論文タイトル
A computationally guided approach to improve expression of VHH binders
出典
要旨
VHHの発現量を改善する可変領域の改変を探索する方法を紹介した論文です。
解説など
本論文は、基盤技術開発ではなく抗体エンジニアリングの応用事例紹介に寄った文献です。筆者らは自身で取得した VHH バインダーの発現量を上げるために可変領域の改変探索を試みています。

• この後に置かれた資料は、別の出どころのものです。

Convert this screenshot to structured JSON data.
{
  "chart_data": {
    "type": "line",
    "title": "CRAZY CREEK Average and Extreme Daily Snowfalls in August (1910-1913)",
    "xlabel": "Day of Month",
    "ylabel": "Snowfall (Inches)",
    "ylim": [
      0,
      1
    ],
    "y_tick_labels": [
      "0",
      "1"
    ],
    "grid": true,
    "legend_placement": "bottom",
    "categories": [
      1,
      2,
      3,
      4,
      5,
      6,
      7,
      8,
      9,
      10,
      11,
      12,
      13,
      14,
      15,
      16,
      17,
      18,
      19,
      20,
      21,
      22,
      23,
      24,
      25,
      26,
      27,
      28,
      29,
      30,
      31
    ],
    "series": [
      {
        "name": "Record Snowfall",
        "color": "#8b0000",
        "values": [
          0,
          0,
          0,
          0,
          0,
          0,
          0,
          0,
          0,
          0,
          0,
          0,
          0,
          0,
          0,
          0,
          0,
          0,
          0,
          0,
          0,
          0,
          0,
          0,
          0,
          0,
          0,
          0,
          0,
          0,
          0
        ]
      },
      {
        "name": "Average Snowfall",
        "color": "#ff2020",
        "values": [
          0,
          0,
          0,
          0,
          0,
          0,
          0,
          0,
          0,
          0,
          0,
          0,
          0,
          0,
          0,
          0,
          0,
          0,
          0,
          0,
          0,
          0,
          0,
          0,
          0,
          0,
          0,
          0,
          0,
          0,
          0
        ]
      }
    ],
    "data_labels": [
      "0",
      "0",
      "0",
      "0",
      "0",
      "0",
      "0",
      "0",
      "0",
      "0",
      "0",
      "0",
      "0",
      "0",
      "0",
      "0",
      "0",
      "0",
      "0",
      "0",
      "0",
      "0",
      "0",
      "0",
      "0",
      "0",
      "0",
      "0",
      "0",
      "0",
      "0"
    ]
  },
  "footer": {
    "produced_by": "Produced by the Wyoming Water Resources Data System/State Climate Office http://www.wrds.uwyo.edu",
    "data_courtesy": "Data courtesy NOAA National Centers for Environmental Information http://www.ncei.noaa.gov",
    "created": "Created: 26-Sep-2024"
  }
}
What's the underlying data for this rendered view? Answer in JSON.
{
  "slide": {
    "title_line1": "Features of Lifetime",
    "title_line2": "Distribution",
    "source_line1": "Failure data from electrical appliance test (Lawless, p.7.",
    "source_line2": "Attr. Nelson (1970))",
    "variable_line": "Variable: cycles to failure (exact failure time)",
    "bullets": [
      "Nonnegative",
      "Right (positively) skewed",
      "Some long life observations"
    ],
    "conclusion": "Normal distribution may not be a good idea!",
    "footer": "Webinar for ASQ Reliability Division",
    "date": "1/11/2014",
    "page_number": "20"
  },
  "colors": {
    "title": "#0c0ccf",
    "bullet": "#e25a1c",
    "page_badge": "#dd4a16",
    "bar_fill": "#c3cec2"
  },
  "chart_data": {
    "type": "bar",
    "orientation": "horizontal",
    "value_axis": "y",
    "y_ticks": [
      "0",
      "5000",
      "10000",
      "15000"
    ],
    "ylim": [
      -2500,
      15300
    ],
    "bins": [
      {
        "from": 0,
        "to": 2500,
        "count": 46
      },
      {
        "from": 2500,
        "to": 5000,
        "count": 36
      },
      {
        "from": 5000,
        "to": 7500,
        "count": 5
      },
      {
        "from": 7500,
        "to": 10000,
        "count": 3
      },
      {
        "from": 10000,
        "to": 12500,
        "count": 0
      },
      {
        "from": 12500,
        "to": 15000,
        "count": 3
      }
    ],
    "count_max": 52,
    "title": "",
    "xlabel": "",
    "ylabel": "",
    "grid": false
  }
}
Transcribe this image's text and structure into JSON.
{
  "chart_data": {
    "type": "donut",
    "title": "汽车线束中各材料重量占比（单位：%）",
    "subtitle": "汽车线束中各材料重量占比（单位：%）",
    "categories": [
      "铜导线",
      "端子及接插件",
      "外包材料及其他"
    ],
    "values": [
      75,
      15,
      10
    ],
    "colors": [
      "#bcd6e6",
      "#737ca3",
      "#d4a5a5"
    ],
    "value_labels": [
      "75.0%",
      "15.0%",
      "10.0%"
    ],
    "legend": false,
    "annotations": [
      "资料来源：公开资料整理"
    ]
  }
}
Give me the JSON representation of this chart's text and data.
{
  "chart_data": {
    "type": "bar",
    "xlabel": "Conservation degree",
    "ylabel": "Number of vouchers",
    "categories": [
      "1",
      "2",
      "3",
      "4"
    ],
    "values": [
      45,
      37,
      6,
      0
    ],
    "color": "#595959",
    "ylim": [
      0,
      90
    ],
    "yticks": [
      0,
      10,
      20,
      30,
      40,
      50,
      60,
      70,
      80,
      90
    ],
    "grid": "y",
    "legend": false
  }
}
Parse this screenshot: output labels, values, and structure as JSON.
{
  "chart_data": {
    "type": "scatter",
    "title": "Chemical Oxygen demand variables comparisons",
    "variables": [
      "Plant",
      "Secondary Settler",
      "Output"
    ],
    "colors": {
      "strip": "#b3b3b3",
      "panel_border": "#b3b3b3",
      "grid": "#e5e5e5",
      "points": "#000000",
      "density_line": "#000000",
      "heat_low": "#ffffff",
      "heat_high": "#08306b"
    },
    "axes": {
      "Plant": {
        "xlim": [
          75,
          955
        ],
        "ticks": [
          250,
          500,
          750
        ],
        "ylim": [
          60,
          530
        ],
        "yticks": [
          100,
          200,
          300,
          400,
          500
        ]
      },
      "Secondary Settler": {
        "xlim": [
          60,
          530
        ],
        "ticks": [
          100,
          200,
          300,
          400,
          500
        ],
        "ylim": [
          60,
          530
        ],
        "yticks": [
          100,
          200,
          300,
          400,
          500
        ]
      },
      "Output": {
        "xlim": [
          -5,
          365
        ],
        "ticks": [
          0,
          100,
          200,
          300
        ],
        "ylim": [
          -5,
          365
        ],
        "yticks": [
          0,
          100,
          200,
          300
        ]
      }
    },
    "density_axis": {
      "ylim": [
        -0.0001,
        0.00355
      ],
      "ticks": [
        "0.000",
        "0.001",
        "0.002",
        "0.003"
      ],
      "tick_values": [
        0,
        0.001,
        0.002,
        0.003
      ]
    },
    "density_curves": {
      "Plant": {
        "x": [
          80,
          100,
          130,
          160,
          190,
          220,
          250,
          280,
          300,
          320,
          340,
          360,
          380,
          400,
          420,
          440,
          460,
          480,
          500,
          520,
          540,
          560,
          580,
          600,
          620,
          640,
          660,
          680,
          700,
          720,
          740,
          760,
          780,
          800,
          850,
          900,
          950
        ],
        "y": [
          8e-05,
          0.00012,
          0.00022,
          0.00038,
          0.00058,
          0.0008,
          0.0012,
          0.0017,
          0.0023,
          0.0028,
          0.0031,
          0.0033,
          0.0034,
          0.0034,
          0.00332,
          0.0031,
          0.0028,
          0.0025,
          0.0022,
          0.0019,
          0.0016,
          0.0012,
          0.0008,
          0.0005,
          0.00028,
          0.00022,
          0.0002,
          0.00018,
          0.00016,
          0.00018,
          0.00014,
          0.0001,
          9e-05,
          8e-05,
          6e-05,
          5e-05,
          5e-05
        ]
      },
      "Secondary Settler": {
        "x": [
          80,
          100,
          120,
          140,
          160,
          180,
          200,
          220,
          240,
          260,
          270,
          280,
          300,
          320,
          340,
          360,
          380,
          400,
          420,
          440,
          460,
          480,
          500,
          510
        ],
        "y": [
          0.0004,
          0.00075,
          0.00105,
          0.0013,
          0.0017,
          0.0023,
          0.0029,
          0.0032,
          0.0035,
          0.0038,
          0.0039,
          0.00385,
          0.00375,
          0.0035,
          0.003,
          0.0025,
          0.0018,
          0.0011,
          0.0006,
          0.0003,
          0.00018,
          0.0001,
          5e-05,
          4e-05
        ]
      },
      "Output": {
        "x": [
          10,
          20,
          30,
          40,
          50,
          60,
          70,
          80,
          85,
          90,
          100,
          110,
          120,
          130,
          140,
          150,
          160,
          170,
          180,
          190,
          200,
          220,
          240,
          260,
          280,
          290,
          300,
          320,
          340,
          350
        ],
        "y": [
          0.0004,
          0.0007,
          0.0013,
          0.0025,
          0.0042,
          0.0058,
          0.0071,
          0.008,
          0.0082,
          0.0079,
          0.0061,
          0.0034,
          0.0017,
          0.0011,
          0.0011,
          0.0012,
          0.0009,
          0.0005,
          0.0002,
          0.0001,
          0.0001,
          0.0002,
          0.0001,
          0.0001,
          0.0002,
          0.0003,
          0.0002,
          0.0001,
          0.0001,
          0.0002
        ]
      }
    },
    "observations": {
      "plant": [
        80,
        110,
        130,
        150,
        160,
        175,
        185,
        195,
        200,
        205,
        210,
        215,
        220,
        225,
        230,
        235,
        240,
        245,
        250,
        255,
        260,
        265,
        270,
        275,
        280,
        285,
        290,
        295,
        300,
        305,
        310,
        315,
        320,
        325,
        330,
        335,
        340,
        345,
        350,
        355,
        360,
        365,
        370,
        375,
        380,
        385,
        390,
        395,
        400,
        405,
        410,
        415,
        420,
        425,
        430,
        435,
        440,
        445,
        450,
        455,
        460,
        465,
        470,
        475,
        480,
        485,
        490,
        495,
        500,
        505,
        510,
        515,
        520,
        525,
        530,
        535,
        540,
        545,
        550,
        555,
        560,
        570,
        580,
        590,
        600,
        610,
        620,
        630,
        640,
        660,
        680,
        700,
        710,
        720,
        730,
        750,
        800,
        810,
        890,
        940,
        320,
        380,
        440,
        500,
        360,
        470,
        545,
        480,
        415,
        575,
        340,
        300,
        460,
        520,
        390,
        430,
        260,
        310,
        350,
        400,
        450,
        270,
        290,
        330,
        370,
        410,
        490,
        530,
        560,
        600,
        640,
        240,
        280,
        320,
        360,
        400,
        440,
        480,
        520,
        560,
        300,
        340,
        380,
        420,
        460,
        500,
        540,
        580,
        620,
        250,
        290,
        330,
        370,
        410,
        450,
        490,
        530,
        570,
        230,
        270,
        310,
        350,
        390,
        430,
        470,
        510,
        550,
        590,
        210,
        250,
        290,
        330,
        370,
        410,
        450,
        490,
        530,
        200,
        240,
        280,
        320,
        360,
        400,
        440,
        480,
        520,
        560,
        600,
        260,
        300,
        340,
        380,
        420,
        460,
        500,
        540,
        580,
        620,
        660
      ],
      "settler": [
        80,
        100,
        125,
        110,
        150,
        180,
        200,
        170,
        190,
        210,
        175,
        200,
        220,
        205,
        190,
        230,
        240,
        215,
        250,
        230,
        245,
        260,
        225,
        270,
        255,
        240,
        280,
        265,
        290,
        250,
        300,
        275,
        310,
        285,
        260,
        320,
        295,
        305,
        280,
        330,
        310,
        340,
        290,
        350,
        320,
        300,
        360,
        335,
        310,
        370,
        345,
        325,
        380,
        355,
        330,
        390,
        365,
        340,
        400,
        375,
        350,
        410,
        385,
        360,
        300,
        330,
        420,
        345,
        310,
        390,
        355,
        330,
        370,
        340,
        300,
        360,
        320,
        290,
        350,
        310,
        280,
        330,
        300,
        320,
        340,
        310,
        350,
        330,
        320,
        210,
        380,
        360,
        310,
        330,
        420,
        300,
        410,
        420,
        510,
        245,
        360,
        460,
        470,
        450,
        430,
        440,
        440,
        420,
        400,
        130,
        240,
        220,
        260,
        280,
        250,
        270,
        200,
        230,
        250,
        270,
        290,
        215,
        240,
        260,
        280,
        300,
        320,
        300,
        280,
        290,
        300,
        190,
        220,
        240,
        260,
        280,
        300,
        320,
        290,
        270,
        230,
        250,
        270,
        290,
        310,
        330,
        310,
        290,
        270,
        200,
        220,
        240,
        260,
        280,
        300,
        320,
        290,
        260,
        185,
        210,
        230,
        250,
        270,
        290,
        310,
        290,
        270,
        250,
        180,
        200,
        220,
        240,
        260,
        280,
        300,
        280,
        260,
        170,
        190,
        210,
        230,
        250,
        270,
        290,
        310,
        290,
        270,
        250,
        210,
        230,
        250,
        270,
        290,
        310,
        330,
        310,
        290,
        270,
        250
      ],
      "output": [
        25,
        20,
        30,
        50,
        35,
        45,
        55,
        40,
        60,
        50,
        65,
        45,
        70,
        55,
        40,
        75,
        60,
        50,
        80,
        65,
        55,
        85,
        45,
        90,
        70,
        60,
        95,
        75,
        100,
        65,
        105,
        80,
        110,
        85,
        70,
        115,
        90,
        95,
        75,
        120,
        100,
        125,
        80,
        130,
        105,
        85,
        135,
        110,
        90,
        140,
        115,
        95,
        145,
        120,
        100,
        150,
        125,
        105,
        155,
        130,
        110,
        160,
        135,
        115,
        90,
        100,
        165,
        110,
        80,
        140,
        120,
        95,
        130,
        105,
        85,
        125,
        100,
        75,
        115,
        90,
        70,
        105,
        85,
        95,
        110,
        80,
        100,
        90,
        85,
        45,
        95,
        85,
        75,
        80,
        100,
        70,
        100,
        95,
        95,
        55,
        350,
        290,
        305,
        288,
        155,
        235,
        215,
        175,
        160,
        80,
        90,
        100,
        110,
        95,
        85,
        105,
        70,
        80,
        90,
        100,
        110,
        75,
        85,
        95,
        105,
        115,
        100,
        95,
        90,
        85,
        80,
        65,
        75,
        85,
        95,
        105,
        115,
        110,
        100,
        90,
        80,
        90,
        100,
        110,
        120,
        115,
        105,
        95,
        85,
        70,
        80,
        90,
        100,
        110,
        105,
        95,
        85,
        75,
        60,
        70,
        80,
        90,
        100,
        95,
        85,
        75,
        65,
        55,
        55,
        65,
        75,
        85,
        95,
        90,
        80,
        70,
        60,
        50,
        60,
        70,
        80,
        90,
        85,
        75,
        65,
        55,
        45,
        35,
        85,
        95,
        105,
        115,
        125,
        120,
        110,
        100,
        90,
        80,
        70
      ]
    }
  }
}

背景として OHSU という米国のがん研究所で K-Ras に対する VHH を取得するアクティビティがあり、その現場で顕在化した課題を解決した実例紹介の論文になります。小規模なプロティンエンジニアリングチームによる実践的な課題解決の方法を学ぶことができます。
発現量改善のために彼らが着目したのは、Spatial Aggregation Propensity (SAP) スコアです。同定されたバインダークローンは皆、そのタンパク質表面に疎水性パッチを有しているため、疎水性パッチを除去して SAP スコアを下げることで発現量は上がると仮説を立てて、バリアントの作成を試みました。
SAPスコアは Rosetta のようなユーザーフレンドリーなツールから計算するのではなく、原著論文に則って古典的なアプローチから算出しています。具体的には、MOE と I-TASSER を利用して抗体配列からその3次元構造をモデリングし、GROMACS-2018 を用いて MD シミュレーションを実施することで SAP スコアを求めています。
筆者らは有望な改変の探索方法として、SAP スコアを指標にホットスポットの疎水性残基を親水性・極性残基に置換する計算化学的なアプローチと、ランダム変異ライブラリーからのファージディスプレイで改変を同定するアプローチの2通りを試しています。結果としては、どちらのアプローチを用いてもSAP スコアが低く、なおかつ発現量の高いクローンを同定できたという結果でした。しかしランダム変異ライブラリーからのクローンの方が、抗原結合活性を失わない改変を同定できたとのことで優位なアプローチであったと結論付けています。
インシリコ・ウェットアプローチともに改変導入やライブラリー作成の具体的な手法が不明であったため、改変探索の方法を本論文から参考にするのは難しいと思います。SAP スコアが発現量に寄与することを示した論文は過去に多く存在しますが、VHH で証明したのは初めてとのことです。疎水性や静電相互作用特性は、配列情報のみからパッチの存在確認と改変提案が容易であるという意味において、従来のエンジニアリングアプローチにおいて特に重要視された指標です。筆者らが示した結果から、SAP スコアと発現量の関係性は極めて高く、発現量改善における疎水性低減の価値がほかのファクターに比べて相対的に高いことを、この論文は示唆しています。